Lists show 37 registered offenders at Kansas universities during fall semester; 5 at KU

? Thirty-seven registered criminal offenders are enrolled or employed at the six state universities in Kansas, a newspaper analysis has found.

Federal law requires universities to keep a list of the registered offenders at their schools and make the information available, The Wichita Eagle reports. But it’s not clear how many people know about the lists.

There are 12 offenders at Wichita State University, 10 at Kansas State University, seven at Pittsburg State University, five at Kansas University, two at Emporia State University and one at Fort Hays State. Their crimes include rape, indecent liberties with a child and use of a deadly weapon.

What information goes on a list and how it is provided to the public varies from campus to campus.

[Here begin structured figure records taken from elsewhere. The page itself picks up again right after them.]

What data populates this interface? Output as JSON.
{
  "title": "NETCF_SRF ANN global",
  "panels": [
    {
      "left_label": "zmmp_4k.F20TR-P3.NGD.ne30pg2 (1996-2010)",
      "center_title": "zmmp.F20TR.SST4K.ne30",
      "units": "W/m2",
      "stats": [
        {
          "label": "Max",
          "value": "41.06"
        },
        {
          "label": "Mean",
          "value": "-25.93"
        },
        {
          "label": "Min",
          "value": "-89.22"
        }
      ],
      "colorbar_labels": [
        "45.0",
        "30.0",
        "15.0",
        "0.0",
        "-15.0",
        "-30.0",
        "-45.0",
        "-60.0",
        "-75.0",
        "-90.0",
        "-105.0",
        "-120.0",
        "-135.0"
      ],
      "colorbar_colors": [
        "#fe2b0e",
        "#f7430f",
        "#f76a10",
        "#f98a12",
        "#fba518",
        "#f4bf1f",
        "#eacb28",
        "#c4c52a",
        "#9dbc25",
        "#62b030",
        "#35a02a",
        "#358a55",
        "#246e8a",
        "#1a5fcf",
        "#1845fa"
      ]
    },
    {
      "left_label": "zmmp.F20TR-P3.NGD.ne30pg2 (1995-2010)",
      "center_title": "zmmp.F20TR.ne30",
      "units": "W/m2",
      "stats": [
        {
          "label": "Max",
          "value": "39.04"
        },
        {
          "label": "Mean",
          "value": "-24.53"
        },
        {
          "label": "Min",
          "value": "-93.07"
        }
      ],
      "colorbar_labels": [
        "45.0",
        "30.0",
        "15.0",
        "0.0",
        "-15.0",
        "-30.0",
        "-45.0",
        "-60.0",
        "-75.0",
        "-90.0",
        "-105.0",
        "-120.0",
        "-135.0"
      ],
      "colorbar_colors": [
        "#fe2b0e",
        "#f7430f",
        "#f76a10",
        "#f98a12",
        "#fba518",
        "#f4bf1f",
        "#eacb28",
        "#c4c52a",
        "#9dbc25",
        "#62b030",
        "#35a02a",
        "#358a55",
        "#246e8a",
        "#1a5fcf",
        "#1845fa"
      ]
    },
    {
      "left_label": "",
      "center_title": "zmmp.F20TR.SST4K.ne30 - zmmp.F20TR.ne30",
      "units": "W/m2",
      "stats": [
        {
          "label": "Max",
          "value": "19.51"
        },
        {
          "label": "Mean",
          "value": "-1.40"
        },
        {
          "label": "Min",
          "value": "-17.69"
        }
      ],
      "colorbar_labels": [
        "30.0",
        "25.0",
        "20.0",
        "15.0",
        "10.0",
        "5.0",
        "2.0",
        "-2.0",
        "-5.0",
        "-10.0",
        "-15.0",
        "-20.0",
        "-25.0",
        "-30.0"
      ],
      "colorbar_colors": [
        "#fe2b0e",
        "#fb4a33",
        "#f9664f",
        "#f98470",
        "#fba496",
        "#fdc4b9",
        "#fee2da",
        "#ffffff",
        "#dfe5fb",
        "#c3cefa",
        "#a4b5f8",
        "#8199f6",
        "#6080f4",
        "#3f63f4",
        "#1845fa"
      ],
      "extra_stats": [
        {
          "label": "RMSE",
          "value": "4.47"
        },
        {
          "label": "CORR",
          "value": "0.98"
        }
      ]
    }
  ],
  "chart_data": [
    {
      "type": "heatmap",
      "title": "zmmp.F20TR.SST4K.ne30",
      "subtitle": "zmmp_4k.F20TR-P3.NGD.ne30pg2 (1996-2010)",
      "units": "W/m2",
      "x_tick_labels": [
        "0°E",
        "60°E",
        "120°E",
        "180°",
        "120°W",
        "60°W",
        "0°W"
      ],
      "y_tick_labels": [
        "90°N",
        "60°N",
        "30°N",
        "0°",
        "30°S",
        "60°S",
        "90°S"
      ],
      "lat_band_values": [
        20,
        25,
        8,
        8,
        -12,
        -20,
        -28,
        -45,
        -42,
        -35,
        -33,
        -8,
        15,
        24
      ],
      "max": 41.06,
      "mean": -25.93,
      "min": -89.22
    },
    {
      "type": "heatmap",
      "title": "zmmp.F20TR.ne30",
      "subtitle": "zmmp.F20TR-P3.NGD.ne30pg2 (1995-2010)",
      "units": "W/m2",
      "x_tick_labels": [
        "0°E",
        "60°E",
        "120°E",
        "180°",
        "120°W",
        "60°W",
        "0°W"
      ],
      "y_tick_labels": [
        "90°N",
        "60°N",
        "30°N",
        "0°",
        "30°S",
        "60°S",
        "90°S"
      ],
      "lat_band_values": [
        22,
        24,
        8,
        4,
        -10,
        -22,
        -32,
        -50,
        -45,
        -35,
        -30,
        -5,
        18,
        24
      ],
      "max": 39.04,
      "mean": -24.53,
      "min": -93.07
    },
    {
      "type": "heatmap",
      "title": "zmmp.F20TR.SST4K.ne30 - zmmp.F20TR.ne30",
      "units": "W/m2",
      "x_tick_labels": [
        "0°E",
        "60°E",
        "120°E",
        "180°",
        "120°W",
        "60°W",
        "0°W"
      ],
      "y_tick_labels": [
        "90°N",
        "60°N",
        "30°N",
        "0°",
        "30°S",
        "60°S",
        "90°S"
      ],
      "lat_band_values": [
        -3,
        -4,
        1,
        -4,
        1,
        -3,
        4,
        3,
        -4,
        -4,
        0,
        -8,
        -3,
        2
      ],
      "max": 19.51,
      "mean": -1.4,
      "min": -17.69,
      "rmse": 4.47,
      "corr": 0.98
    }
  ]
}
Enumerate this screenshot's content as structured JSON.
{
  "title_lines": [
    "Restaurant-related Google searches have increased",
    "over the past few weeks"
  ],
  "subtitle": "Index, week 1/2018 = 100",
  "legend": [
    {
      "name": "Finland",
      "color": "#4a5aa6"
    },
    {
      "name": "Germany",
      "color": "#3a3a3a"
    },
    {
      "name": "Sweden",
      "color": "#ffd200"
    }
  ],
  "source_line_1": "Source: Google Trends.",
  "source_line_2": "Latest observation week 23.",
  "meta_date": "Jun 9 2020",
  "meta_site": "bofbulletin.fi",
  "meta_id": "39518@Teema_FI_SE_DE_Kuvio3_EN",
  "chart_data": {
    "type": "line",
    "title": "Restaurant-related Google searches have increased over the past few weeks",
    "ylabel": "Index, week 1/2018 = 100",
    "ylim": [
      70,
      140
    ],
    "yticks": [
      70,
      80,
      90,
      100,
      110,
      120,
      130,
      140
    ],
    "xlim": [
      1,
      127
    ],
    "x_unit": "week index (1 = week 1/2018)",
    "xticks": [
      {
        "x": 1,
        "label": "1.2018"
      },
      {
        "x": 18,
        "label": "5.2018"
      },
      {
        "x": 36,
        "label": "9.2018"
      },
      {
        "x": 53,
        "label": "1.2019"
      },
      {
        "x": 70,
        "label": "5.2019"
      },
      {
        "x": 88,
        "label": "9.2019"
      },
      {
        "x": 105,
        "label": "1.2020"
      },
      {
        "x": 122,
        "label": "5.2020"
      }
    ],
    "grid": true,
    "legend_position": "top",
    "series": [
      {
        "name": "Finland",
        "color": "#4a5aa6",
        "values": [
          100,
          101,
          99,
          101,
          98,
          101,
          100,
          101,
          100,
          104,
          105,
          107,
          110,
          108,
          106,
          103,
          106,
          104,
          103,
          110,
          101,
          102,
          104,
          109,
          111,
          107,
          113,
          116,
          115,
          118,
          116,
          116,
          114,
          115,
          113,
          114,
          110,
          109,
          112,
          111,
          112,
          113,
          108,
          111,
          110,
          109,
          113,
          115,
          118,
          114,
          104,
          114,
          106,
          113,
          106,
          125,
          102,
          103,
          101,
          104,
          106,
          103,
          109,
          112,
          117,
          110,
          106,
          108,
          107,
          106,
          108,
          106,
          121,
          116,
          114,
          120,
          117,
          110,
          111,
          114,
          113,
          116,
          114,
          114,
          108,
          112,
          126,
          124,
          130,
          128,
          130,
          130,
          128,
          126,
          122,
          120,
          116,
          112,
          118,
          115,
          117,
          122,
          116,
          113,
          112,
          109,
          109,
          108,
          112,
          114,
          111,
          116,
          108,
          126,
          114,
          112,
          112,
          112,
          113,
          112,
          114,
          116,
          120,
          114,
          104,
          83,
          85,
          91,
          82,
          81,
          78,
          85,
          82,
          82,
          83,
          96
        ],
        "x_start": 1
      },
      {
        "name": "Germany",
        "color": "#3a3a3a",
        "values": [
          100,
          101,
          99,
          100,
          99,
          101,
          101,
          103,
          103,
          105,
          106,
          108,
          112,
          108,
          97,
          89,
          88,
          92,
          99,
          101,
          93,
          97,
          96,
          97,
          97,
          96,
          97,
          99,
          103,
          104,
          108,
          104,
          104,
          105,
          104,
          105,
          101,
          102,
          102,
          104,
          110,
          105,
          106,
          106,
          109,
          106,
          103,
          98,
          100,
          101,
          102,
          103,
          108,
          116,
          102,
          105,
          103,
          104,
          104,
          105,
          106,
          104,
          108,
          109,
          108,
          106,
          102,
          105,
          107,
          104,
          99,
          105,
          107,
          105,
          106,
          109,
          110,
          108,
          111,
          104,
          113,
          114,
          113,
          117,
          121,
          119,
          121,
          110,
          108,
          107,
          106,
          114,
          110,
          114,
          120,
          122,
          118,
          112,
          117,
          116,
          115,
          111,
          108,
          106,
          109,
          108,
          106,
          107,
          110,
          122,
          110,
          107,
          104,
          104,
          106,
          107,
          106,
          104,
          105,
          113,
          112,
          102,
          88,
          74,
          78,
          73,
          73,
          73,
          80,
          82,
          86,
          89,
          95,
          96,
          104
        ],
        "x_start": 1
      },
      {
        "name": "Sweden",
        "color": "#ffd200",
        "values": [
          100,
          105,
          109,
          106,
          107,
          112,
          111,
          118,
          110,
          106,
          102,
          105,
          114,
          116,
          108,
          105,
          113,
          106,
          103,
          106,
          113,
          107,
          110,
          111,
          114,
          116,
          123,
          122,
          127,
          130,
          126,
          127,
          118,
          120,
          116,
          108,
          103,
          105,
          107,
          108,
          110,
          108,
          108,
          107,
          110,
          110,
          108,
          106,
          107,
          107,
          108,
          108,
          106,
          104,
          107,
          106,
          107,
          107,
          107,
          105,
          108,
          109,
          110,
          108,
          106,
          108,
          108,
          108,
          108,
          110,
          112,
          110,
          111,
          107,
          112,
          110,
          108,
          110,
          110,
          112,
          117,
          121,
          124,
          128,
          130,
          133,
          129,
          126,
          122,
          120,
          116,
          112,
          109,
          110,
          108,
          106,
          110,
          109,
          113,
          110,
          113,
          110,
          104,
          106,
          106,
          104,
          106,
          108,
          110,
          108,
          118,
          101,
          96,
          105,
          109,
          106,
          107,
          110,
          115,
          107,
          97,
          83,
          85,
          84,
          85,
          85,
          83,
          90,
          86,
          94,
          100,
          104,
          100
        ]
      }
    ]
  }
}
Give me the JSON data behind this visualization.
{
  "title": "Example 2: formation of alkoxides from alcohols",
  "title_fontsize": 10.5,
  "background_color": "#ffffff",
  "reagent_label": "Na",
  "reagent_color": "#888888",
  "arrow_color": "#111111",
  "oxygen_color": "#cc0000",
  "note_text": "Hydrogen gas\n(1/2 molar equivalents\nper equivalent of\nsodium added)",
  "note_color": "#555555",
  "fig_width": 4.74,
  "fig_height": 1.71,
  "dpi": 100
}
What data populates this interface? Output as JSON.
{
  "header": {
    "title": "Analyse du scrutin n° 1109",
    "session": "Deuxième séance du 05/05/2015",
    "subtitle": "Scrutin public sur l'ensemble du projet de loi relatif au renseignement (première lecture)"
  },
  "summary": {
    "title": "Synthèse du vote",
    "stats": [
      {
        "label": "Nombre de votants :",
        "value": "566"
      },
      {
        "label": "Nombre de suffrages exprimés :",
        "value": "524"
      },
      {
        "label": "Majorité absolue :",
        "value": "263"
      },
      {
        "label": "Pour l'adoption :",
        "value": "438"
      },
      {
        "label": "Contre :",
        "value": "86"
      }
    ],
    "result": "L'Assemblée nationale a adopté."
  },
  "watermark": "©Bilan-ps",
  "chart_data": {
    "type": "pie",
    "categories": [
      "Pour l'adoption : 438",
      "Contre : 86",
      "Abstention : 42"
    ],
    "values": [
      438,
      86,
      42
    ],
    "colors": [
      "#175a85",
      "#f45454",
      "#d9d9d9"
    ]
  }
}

Some post it online, while others require students and parents to go to the campus police offices and ask for it.

The Kansas Board of Regents, which oversees the state universities, said Friday that each school decides how to make the offender information available.

The KU Office of Public Safety lists sex offenders by name on its website, publicsafety.ku.edu, under Crime and Fire Statistics. The page notes student or employee status and provides links to each person’s profile on the Kansas Bureau of Investigation’s registered offender website.

At the beginning of the fall semester, the KU Office of Public Safety website showed five registered sex offenders were enrolled as students as of September 26, when KU’s list was last updated. All were compliant and none had on-campus residential addresses, according to the KBI registered offender website.

Only three of those five are enrolled at KU now, KU spokeswoman Erinn Barcomb-Peterson said Monday. She said that sex offenders are not allowed to live in campus housing.

The three offenders currently enrolled, all men, were convicted of statutory rape, electronic solicitation of a child and aggravated sexual assault of a person older than 60, according to the KBI website.